Wrong. The issue is not whether it is morally outrageous for Romney to face a low effective tax rate because most of his money is generated through equity investments as opposed to ordinary income. Suppose it is outrageous. Nor is the issue the inherent difficulty in singling out private equity general partners for this special treatment, which seems to be the desire of everyone who is trumpeting such policy proposals. Suppose it’s easy to treat private equity general partners differently than other equity investors. Nor is the issue the fact that the capital gains have already been taxed once at the corporate level, although that’s certainly true.

The issue is who will actually end up paying the tax at the end of the day. When gasoline, or cigarettes, or alcohol, or anything else is taxed, the tax is ultimately shared by both the producers and the consumers of the product being taxed. When gasoline taxes go up, the driver pays part of the tax in the form of more expensive gasoline and the oil company pays part of the tax in the form of less gas sold.

The same dynamic is at work in private equity. General partners are, after all, middlemen. If they face higher taxes, they will pass some of the costs on to limited partners in the form of higher fees
and they will also pass some of the costs onto portfolio companies in the form of more stringent
contracts and less overall capital available. As a result, the extra tax imposed on private equity general partners will be borne by general partners, limited partners and portfolio companies alike, all to differing degrees.

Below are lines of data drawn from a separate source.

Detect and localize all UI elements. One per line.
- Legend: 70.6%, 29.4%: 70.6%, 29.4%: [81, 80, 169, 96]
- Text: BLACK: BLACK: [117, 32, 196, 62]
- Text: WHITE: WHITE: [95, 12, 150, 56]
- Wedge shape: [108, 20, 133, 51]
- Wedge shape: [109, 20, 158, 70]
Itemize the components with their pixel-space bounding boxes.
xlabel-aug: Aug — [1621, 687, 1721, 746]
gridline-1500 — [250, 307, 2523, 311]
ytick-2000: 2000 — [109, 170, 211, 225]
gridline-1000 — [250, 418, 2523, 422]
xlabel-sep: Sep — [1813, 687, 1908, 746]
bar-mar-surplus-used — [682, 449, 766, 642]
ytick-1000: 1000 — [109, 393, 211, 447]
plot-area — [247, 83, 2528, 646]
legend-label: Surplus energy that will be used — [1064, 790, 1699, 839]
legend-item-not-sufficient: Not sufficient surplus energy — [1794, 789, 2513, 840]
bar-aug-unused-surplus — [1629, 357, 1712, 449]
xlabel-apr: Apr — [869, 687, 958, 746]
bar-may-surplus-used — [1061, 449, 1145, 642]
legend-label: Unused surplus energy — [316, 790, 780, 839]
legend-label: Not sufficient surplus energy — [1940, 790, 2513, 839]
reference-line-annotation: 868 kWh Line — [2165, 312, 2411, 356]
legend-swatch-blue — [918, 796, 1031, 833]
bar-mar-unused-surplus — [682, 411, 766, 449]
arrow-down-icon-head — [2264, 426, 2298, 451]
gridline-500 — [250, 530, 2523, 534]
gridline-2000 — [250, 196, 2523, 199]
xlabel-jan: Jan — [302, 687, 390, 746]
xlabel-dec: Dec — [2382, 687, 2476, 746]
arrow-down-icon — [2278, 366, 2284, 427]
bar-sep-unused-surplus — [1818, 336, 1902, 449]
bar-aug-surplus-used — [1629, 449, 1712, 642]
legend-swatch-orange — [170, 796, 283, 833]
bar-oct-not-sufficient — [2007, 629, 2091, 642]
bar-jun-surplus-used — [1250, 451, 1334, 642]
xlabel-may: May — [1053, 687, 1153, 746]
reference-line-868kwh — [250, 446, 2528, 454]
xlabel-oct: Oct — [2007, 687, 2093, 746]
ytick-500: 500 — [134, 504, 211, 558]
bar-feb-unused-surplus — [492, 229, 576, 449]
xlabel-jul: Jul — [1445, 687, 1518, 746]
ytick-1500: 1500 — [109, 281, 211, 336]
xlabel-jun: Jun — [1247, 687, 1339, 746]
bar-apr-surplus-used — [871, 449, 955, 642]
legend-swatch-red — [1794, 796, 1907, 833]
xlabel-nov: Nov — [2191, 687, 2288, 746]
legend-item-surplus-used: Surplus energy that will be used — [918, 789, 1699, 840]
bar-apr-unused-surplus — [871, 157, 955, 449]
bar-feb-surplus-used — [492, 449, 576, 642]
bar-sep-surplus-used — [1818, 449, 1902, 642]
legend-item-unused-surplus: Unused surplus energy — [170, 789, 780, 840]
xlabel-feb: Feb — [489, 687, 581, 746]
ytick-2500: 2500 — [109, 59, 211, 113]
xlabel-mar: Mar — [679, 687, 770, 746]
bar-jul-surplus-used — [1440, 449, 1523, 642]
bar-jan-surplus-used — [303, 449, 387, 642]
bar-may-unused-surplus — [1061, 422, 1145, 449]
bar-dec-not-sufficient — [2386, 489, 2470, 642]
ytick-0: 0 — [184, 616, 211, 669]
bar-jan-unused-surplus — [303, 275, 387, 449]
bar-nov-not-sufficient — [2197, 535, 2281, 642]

So, before we respond to this moral outrage by raising taxes on carried interest, we should ask ourselves a few questions. Do we really want to raise taxes on pension funds? They are, after all, major investors in private equity. Is it fair to raise taxes on the retirement earnings that ordinary Americans receive? This is, after all, what will effectively happen. Do we really want startups to bear the cost of this tax by taking capital out of the venture market? Is it good for the economy if fewer underperforming companies are restructured through private equity transactions? These will be the side-effects and hidden costs that occur when political points are scored by raising taxes on private equity.

We should think seriously about how large and how painful these side effects are likely to be before we go on a crusade to correct a wrong that is so widely known only because it is so politically convenient to talk about - not because it is so economically important to correct.